Objectives: High-value care is providing high quality care at low cost; we sought to define hospital value and identify the characteristics of hospitals which provide high-value care.
Design: Retrospective observational study.
Setting: Acute care hospitals in the USA.
Participants: All Medicare beneficiaries with claims included in Center for Medicare & Medicaid Services Overall Star Ratings or in publicly available Medicare spending per beneficiary data.
Primary and secondary outcome measures: Our primary outcome was value defined as the difference between Star Ratings quality score and Medicare spending; the secondary outcome was classification as a 4 or 5 star hospital with lowest quintile Medicare spending ('high value') or 1 or 2 star hospital with highest quintile spending ('low value').
Results: Two thousand nine hundred and fourteen hospitals had both quality and spending data, and were included. The value score had a mean (SD) of 0.58 (1.79). A total of 286 hospitals were classified as high value; these represented 28.6% of 999 4 and 5 star hospitals and 46.8% of 611 low cost hospitals. A total of 258 hospitals were classified as low value; these represented 26.6% of 970 1 and 2 star hospitals and 49.3% of 523 high cost hospitals.
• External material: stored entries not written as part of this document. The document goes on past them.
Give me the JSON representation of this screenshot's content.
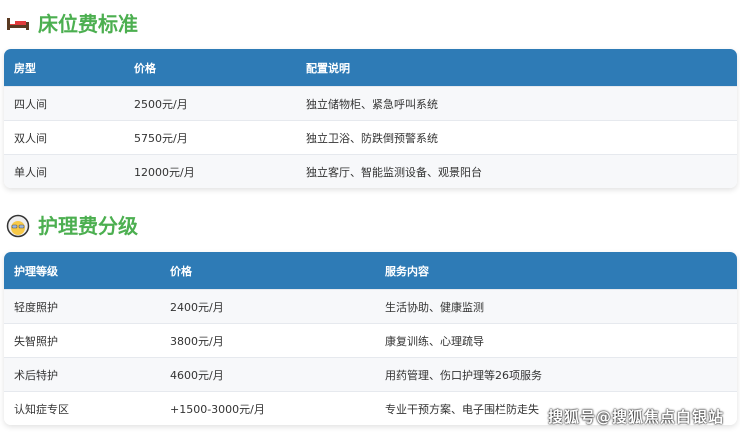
{
  "bed": {
    "title": "床位费标准",
    "icon": "bed-icon",
    "headers": [
      "房型",
      "价格",
      "配置说明"
    ],
    "rows": [
      [
        "四人间",
        "2500元/月",
        "独立储物柜、紧急呼叫系统"
      ],
      [
        "双人间",
        "5750元/月",
        "独立卫浴、防跌倒预警系统"
      ],
      [
        "单人间",
        "12000元/月",
        "独立客厅、智能监测设备、观景阳台"
      ]
    ]
  },
  "care": {
    "title": "护理费分级",
    "icon": "older-person-icon",
    "headers": [
      "护理等级",
      "价格",
      "服务内容"
    ],
    "rows": [
      [
        "轻度照护",
        "2400元/月",
        "生活协助、健康监测"
      ],
      [
        "失智照护",
        "3800元/月",
        "康复训练、心理疏导"
      ],
      [
        "术后特护",
        "4600元/月",
        "用药管理、伤口护理等26项服务"
      ],
      [
        "认知症专区",
        "+1500-3000元/月",
        "专业干预方案、电子围栏防走失"
      ]
    ]
  },
  "watermark": "搜狐号@搜狐焦点白银站",
  "colors": {
    "accent": "#4caf50",
    "header": "#2e7bb6"
  }
}
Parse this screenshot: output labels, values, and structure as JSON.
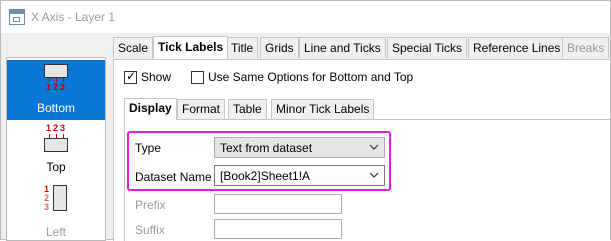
{
  "window": {
    "title": "X Axis - Layer 1"
  },
  "sidebar": {
    "items": [
      {
        "label": "Bottom",
        "selected": true
      },
      {
        "label": "Top",
        "selected": false
      },
      {
        "label": "Left",
        "selected": false
      }
    ],
    "tick_numbers": [
      "1",
      "2",
      "3"
    ]
  },
  "tabs": [
    {
      "label": "Scale",
      "active": false
    },
    {
      "label": "Tick Labels",
      "active": true
    },
    {
      "label": "Title",
      "active": false
    },
    {
      "label": "Grids",
      "active": false
    },
    {
      "label": "Line and Ticks",
      "active": false
    },
    {
      "label": "Special Ticks",
      "active": false
    },
    {
      "label": "Reference Lines",
      "active": false
    },
    {
      "label": "Breaks",
      "active": false,
      "disabled": true
    }
  ],
  "options": {
    "show_label": "Show",
    "show_checked": true,
    "same_options_label": "Use Same Options for Bottom and Top",
    "same_options_checked": false
  },
  "subtabs": [
    {
      "label": "Display",
      "active": true
    },
    {
      "label": "Format",
      "active": false
    },
    {
      "label": "Table",
      "active": false
    },
    {
      "label": "Minor Tick Labels",
      "active": false
    }
  ],
  "form": {
    "type_label": "Type",
    "type_value": "Text from dataset",
    "dataset_label": "Dataset Name",
    "dataset_value": "[Book2]Sheet1!A",
    "prefix_label": "Prefix",
    "suffix_label": "Suffix"
  },
  "colors": {
    "selection": "#0a76d6",
    "highlight_border": "#e020e0",
    "tick_number": "#cc0000"
  }
}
In regression models ownership, non-teaching status, beds, urbanity, nurse to bed ratio, percentage of dual eligible Medicare patients and percentage of disproportionate share hospital payments were associated with the primary value score.
Conclusions: There are high quality hospitals that are not high value, and a number of factors are strongly associated with being low or high value. These findings can inform efforts of policymakers and hospitals to increase the value of care.
Keywords: health policy; quality in health care; statistics & research methods.